Pora na rachunek

 

Żaden z nich – Marek Jurek, Janusz Korwin-Mikke, Kornel Morawicki – nie miał najmniejszych szans na znaczący wynik. Odebrali tylko głosy Jarosławowi Kaczyńskiemu. Stąd ich start nazywam łagodnie zabawą wyborczą (oceniając surowo, trzeba by to nazwać szkodnictwem sprawie narodowej). Dwu innych panów – Zdzisław Podkański, Gabriel Janowski – w porę się opamiętali i wycofali w przedbiegach. Pozostali poszli „w zaparte” i nie zrezygnowali do końca. Co zyskali? Chwilę rozgłosu (Korwin) lub chwilę upokorzenia (Morawiecki, Jurek). Dwaj ostatni próbowali naprawić swój błąd popierając Kaczyńskiego bez zbędnych targów. Korwin uprawia dalej szkodnictwo zachęcając do bojkotu drugiej tury.Co straciliśmy na zabawie tych panów? Bardzo realną szansę wygrania pierwszej tury! (Zsumowane wyniki ofiar "korwinozy" plus zwyczajowa premia za zjednoczenie, to właśnie różnica między Kaczyńskim i Komorowskim.) Jak to podniosłoby morale patriotów? Jakim byłoby wspaniałym zwiastunem zwycięstwa w drugiej turze? Jak utarłoby nosa Salonowi? Jak obnażyłoby zakłamanie medialnej propagandy i sondaży? 

Dla mnie rachunek jest prosty – tym Panom już dziękujemy…

Tragedia Smoleńska w sposób oczywisty wskazała na przebieg przyszłej elekcji prezydenta. Naród stanął w obliczu wyboru pomiędzy partią zagranicy a niepodległością (choć w mocno okrojonej postaci).

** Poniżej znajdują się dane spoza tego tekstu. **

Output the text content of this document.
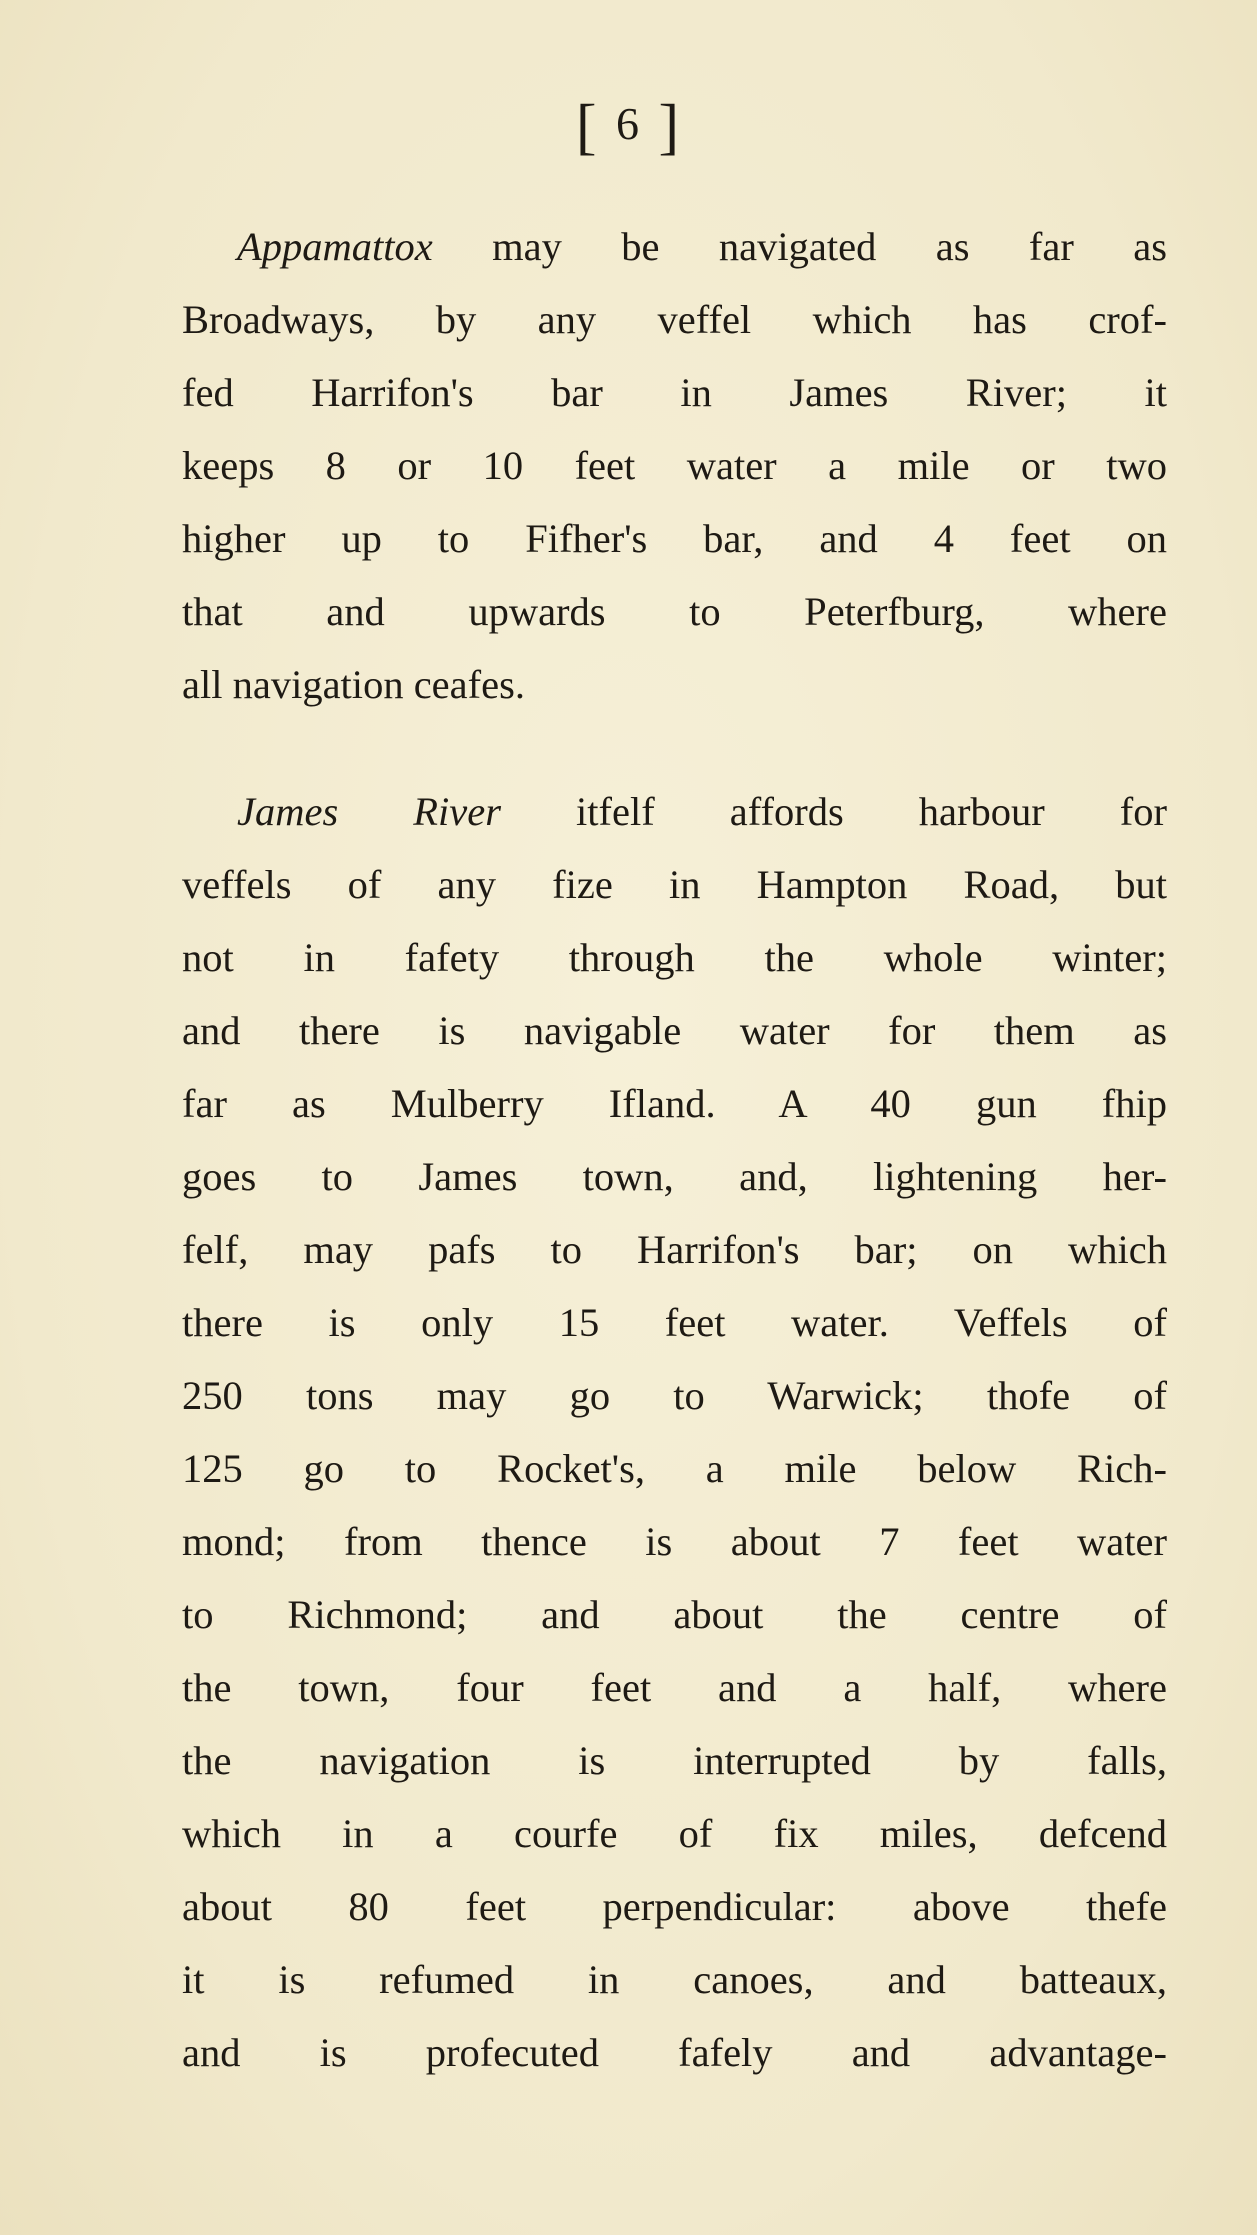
[ 6 ]
Appamattox may be navigated as far as
Broadways, by any veffel which has crof-
fed Harrifon's bar in James River; it
keeps 8 or 10 feet water a mile or two
higher up to Fifher's bar, and 4 feet on
that and upwards to Peterfburg, where
all navigation ceafes.
James River itfelf affords harbour for
veffels of any fize in Hampton Road, but
not in fafety through the whole winter;
and there is navigable water for them as
far as Mulberry Ifland. A 40 gun fhip
goes to James town, and, lightening her-
felf, may pafs to Harrifon's bar; on which
there is only 15 feet water. Veffels of
250 tons may go to Warwick; thofe of
125 go to Rocket's, a mile below Rich-
mond; from thence is about 7 feet water
to Richmond; and about the centre of
the town, four feet and a half, where
the navigation is interrupted by falls,
which in a courfe of fix miles, defcend
about 80 feet perpendicular: above thefe
it is refumed in canoes, and batteaux,
and is profecuted fafely and advantage-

Prawica zyskała niepowtarzalną szansę na zjednoczenie. Niestety nie zrozumieli tego politycy pozaparlamentarni z obozu prawicowo-patriotycznego. Zdiagnozowałem u nich dolegliwość, którą nazwałem „korwinozą”. Pora wystawić im rachunek za wyborczą zabawę.